Day 3: New York
I took the bus into Manhattan with Jay Z in the headphones and vibing off the blue skies and the raw energy that emanates from the hustle of New York City’s streets. Landed at 2pm, and in the Met by 4pm, staying with Mike, an old Taiwan hand on the Upper East Side. Go Chic would play later that night at Arlene’s Grocery, a Lower East Side indie rock joint, and Fire EX and White Eyes would play the next night at a 320-capacity live house inside the New York nightlife institution, Webster Hall.
The Taiwan government’s new indie rock policy has interesting implications, namely that it’s a way of promoting Taiwan’s name in an arena where China can’t do anything about it.
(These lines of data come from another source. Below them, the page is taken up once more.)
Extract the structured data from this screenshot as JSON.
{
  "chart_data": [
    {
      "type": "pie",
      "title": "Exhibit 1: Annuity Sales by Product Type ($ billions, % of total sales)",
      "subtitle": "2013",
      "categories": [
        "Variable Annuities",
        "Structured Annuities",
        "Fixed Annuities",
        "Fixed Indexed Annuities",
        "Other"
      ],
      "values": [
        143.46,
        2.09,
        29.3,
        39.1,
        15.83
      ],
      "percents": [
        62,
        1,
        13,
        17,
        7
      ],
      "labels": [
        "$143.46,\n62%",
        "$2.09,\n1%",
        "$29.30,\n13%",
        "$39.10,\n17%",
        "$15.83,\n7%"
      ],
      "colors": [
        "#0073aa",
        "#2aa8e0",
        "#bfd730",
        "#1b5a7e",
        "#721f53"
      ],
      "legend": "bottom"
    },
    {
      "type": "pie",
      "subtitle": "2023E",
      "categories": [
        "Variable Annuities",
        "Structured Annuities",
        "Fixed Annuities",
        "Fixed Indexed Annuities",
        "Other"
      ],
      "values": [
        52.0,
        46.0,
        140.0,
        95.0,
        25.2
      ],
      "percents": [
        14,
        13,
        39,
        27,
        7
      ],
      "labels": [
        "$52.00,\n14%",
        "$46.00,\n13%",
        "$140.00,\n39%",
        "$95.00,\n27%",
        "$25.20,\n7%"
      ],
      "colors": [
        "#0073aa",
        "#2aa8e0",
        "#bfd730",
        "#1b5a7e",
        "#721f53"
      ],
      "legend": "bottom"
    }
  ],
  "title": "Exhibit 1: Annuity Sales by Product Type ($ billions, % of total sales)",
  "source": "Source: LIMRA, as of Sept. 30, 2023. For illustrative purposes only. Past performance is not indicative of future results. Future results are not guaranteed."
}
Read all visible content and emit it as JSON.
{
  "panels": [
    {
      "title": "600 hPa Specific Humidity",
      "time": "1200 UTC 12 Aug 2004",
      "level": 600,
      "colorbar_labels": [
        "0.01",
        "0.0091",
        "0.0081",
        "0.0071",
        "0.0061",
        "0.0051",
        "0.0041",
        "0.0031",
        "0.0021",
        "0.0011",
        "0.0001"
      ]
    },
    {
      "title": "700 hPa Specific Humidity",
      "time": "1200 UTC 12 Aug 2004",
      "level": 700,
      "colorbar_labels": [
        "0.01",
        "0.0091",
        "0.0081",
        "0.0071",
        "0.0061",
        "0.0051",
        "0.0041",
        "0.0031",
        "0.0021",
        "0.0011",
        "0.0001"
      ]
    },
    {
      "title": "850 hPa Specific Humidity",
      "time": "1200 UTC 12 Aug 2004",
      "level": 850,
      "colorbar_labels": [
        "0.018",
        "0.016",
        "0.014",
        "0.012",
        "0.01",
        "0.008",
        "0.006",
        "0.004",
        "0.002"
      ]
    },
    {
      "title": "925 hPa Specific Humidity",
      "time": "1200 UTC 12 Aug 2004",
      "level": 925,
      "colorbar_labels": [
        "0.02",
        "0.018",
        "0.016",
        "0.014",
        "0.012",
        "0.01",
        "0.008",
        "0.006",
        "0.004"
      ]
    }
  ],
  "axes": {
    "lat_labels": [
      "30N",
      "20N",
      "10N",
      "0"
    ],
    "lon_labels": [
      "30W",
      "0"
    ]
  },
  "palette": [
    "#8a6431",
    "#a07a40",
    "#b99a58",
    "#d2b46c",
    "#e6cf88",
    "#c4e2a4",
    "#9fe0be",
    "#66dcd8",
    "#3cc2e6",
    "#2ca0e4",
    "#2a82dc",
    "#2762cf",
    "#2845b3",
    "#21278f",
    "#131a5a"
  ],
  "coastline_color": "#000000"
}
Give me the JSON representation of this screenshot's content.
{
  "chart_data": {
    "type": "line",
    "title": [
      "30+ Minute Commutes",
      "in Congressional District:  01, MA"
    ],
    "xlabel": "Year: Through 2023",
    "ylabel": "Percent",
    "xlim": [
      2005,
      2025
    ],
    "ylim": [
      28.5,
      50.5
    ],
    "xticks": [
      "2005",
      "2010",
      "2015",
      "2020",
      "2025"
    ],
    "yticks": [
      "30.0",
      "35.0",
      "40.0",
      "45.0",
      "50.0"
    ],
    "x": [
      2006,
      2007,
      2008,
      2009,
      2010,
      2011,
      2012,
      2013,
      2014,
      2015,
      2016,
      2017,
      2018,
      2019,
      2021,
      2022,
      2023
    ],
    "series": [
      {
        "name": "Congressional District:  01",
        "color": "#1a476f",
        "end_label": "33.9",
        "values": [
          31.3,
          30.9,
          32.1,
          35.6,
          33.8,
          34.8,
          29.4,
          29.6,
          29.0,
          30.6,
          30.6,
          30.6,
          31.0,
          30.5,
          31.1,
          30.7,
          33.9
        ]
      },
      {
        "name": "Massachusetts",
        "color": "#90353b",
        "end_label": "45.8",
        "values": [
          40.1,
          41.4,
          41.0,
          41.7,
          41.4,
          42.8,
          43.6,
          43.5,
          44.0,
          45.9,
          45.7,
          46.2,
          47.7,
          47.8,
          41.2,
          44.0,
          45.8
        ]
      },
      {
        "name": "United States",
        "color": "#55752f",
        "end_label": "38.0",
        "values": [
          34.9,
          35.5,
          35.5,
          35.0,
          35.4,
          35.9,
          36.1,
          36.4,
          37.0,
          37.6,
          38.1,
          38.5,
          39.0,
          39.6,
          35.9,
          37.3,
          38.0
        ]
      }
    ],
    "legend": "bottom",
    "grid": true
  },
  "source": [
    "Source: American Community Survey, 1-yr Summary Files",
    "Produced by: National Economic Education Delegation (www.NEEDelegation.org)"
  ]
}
China has prevented Taiwan from participating in the United Nations, World Health Organization and other big assemblies of “nations” for more than 30 years. In the Olympics and other sporting events, the Taiwanese team must arrive under the banner “Chinese-Taipei.” The world’s top biennials of contemporary art have been pressured by the Chinese government to disallow Taiwan from calling its exhibition hall the “Taiwan Pavilion.” But indie rock has no large central organization to apply pressure to, and even if it did, I seriously doubt a rock festival would be sympathetic to a bullying, repressive regime that will not offer them any economic benefits in the foreseeable future. Even more interesting – let’s not forget that this is a policy of Ma Ying-jeou’s generally warm-on-China KMT government.